COMMUNIQUÉ DE PRESSE

Ukraine. La liberté de réunion est écrasée

La dispersion violente des manifestants rassemblés sur la place de l’Indépendance (Maïdan) dans le centre de Kiev samedi 30 novembre au matin démontre un profond mépris envers le droit des citoyens de manifester pacifiquement, a déclaré Amnesty International.

L’organisation demande la tenue dans les meilleurs délais d’une enquête efficace et indépendante sur les allégations de recours excessif à la force par les policiers antiémeutes du Berkout.

« En choisissant d’évacuer avec violence la manifestation de samedi matin, les autorités ukrainiennes bafouent les normes et les valeurs auxquelles elles affirment aspirer », a indiqué Heather McGill, chercheuse sur l’Ukraine à Amnesty International.

Peu avant 4 heures du matin le 30 novembre, les policiers antiémeutes ont foncé en grand nombre sur les manifestants. Ils étaient précédés par des employés municipaux à bord de camions qui apportaient des équipements destinés à édifier le traditionnel arbre du nouvel an sur la place Maïdan. Un porte-parole du ministère de l’Intérieur interviewé sur Channel 5 TV a justifié la dispersion des manifestants en invoquant la bonne marche des préparatifs pour les fêtes de fin d’année.

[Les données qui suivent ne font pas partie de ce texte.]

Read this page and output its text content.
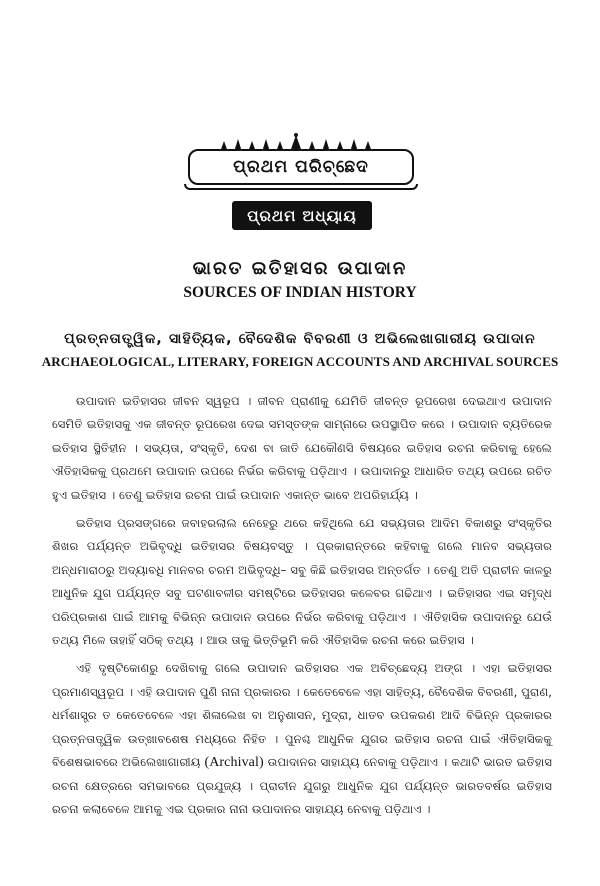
ପ୍ରଥମ ପରିଚ୍ଛେଦ
ପ୍ରଥମ ଅଧ୍ୟାୟ
ଭାରତ ଇତିହାସର ଉପାଦାନ
SOURCES OF INDIAN HISTORY
ପ୍ରତ୍ନତାତ୍ତ୍ୱିକ, ସାହିତ୍ୟିକ, ବୈଦେଶିକ ବିବରଣୀ ଓ ଅଭିଲେଖାଗାରୀୟ ଉପାଦାନ
ARCHAEOLOGICAL, LITERARY, FOREIGN ACCOUNTS AND ARCHIVAL SOURCES

ଉପାଦାନ ଇତିହାସର ଜୀବନ ସ୍ୱରୂପ । ଜୀବନ ପ୍ରାଣୀକୁ ଯେମିତି ଜୀବନ୍ତ ରୂପରେଖ ଦେଇଥାଏ ଉପାଦାନ ସେମିତି ଇତିହାସକୁ ଏକ ଜୀବନ୍ତ ରୂପରେଖ ଦେଇ ସମସ୍ତଙ୍କ ସାମ୍ନାରେ ଉପସ୍ଥାପିତ କରେ । ଉପାଦାନ ବ୍ୟତିରେକ ଇତିହାସ ସ୍ଥିତିହୀନ । ସଭ୍ୟତା, ସଂସ୍କୃତି, ଦେଶ ବା ଜାତି ଯେକୌଣସି ବିଷୟରେ ଇତିହାସ ରଚନା କରିବାକୁ ହେଲେ ଐତିହାସିକକୁ ପ୍ରଥମେ ଉପାଦାନ ଉପରେ ନିର୍ଭର କରିବାକୁ ପଡ଼ିଥାଏ । ଉପାଦାନରୁ ଆଧାରିତ ତଥ୍ୟ ଉପରେ ରଚିତ ହୁଏ ଇତିହାସ । ତେଣୁ ଇତିହାସ ରଚନା ପାଇଁ ଉପାଦାନ ଏକାନ୍ତ ଭାବେ ଅପରିହାର୍ଯ୍ୟ ।

ଇତିହାସ ପ୍ରସଙ୍ଗରେ ଜବାହରଲାଲ ନେହେରୁ ଥରେ କହିଥିଲେ ଯେ ସଭ୍ୟତାର ଆଦିମ ବିକାଶରୁ ସଂସ୍କୃତିର ଶିଖର ପର୍ଯ୍ୟନ୍ତ ଅଭିବୃଦ୍ଧି ଇତିହାସର ବିଷୟବସ୍ତୁ । ପ୍ରକାରାନ୍ତରେ କହିବାକୁ ଗଲେ ମାନବ ସଭ୍ୟତାର ଅନ୍ଧମାରାଠରୁ ଅଦ୍ୟାବଧି ମାନବର ଚରମ ଅଭିବୃଦ୍ଧି– ସବୁ କିଛି ଇତିହାସର ଅନ୍ତର୍ଗତ । ତେଣୁ ଅତି ପ୍ରାଚୀନ କାଳରୁ ଆଧୁନିକ ଯୁଗ ପର୍ଯ୍ୟନ୍ତ ସବୁ ଘଟଣାବଳୀର ସମଷ୍ଟିରେ ଇତିହାସର କଳେବର ଗଢିଥାଏ । ଇତିହାସର ଏଇ ସମୃଦ୍ଧ ପରିପ୍ରକାଶ ପାଇଁ ଆମକୁ ବିଭିନ୍ନ ଉପାଦାନ ଉପରେ ନିର୍ଭର କରିବାକୁ ପଡ଼ିଥାଏ । ଐତିହାସିକ ଉପାଦାନରୁ ଯେଉଁ ତଥ୍ୟ ମିଳେ ତାହାହିଁ ସଠିକ୍ ତଥ୍ୟ । ଆଉ ତାକୁ ଭିତ୍ତିଭୂମି କରି ଐତିହାସିକ ରଚନା କରେ ଇତିହାସ ।

ଏହି ଦୃଷ୍ଟିକୋଣରୁ ଦେଖିବାକୁ ଗଲେ ଉପାଦାନ ଇତିହାସର ଏକ ଅବିଚ୍ଛେଦ୍ୟ ଅଙ୍ଗ । ଏହା ଇତିହାସର ପ୍ରମାଣସ୍ୱରୂପ । ଏହି ଉପାଦାନ ପୁଣି ନାନା ପ୍ରକାରର । କେତେବେଳେ ଏହା ସାହିତ୍ୟ, ବୈଦେଶିକ ବିବରଣୀ, ପୁରାଣ, ଧର୍ମଶାସ୍ତ୍ର ତ କେତେବେଳେ ଏହା ଶିଳାଲେଖ ବା ଅନୁଶାସନ, ମୁଦ୍ରା, ଧାତବ ଉପକରଣ ଆଦି ବିଭିନ୍ନ ପ୍ରକାରର ପ୍ରତ୍ନତାତ୍ତ୍ୱିକ ଉତ୍ଖାବଶେଷ ମଧ୍ୟରେ ନିହିତ । ପୁନଶ୍ଚ ଆଧୁନିକ ଯୁଗର ଇତିହାସ ରଚନା ପାଇଁ ଐତିହାସିକକୁ ବିଶେଷଭାବରେ ଅଭିଲେଖାଗାରୀୟ (Archival) ଉପାଦାନର ସାହାଯ୍ୟ ନେବାକୁ ପଡ଼ିଥାଏ । କଥାଟି ଭାରତ ଇତିହାସ ରଚନା କ୍ଷେତ୍ରରେ ସମଭାବରେ ପ୍ରଯୁଜ୍ୟ । ପ୍ରାଚୀନ ଯୁଗରୁ ଆଧୁନିକ ଯୁଗ ପର୍ଯ୍ୟନ୍ତ ଭାରତବର୍ଷର ଇତିହାସ ରଚନା କଲାବେଳେ ଆମକୁ ଏଇ ପ୍ରକାର ନାନା ଉପାଦାନର ସାହାଯ୍ୟ ନେବାକୁ ପଡ଼ିଥାଏ ।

« Les normes internationales relatives aux droits humains autorisent à restreindre le droit à la liberté de réunion, uniquement en cas de besoin social urgent. La mise en place de l’arbre du nouvel an ne saurait être considérée comme un motif valable pour limiter ce droit. »

Selon des témoins avec lesquels s’est entretenue Amnesty International, les policiers du Berkout ont enjoint aux manifestants de se disperser parce que le rassemblement était « illégal », puis se sont mis à frapper ceux qui ne bougeaient pas. Sur plusieurs vidéos, on peut voir des policiers du Berkout frapper les manifestants et parfois poursuivre des hommes et des femmes afin de les rouer de coups. Environ 35 personnes ont jusqu’ici été inculpées de houliganisme en vertu du Code administratif et des dizaines sont soignées pour leurs blessures.

Vassil Panchenko, architecte de Kiev, a raconté ce qui lui était arrivé : « Je les ai vus frapper des gens, ils les frappaient alors qu’ils étaient à terre. Ils m’ont poussé au sol, j’ai vu trois policiers antiémeutes. Ils m’ont battu, ainsi qu’un couple qui était près de moi. Ensuite ils nous ont relevés et nous ont dit de partir. »

Plus tard, Vassil Panchenko a aidé une femme qui avait été frappée et avait besoin de soins et ils ont de nouveau reçu des coups alors qu’ils cherchaient une ambulance. Il a été inculpé de l’infraction administrative de houliganisme, pour avoir entravé la mise en place de l’arbre du nouvel an. Il a porté plainte pour les mauvais traitements infligés par les policiers. « Ici en Ukraine, on ne s’attend pas à obtenir des réparations, mais je veux qu’ils trouvent qui sont les coupables. »

Vassil Katola, dentiste, a expliqué que les bonnes relations avec les forces de police du Berkout se sont brusquement dégradées le samedi matin. « Des policiers du Berkout étaient présents chaque soir lors des manifestations et ils étaient gentils avec nous, ils buvaient même le thé avec nous. Hier, il y a eu une altercation lorsqu’ils ont encerclé une voiture garée illégalement – une jeune fille a laissé tomber son écharpe et ils l’ont même ramassée pour elle ! Mais ceux qui sont venus ce matin se montraient très agressifs, et j’avais peur. »

Dans l’après-midi du 30 novembre, le Premier ministre Mykola Azarov a annoncé à la nation qu’il était très contrarié et très inquiet face à ce qui s’était passé durant la nuit sur la place. Le responsable de la police municipale de Kiev a pris la responsabilité de déployer les forces du Berkout, tout en affirmant que les policiers avaient usé de violence en réponse aux provocations.

Ces explications ne sont pas convaincantes. Sur les vidéos disponibles, on ne voit pas les manifestants faire acte de provocation, et il semble de toute façon que l’ordre de les disperser a été donné avant toute provocation.

Il est clair qu’il a été décidé que cela suffisait et que les manifestations devaient cesser. Rien ne saurait justifier cette évacuation ni la violence utilisée.

Amnesty International invite les autorités ukrainiennes à s’acquitter de leurs obligations relatives aux droits humains et à protéger le droit de réunion pacifique. Elles doivent enquêter sur les raisons pour lesquelles l’ordre a été donné de disperser les manifestants et s’assurer que toutes les allégations de recours excessif à la force feront l’objet d’une enquête.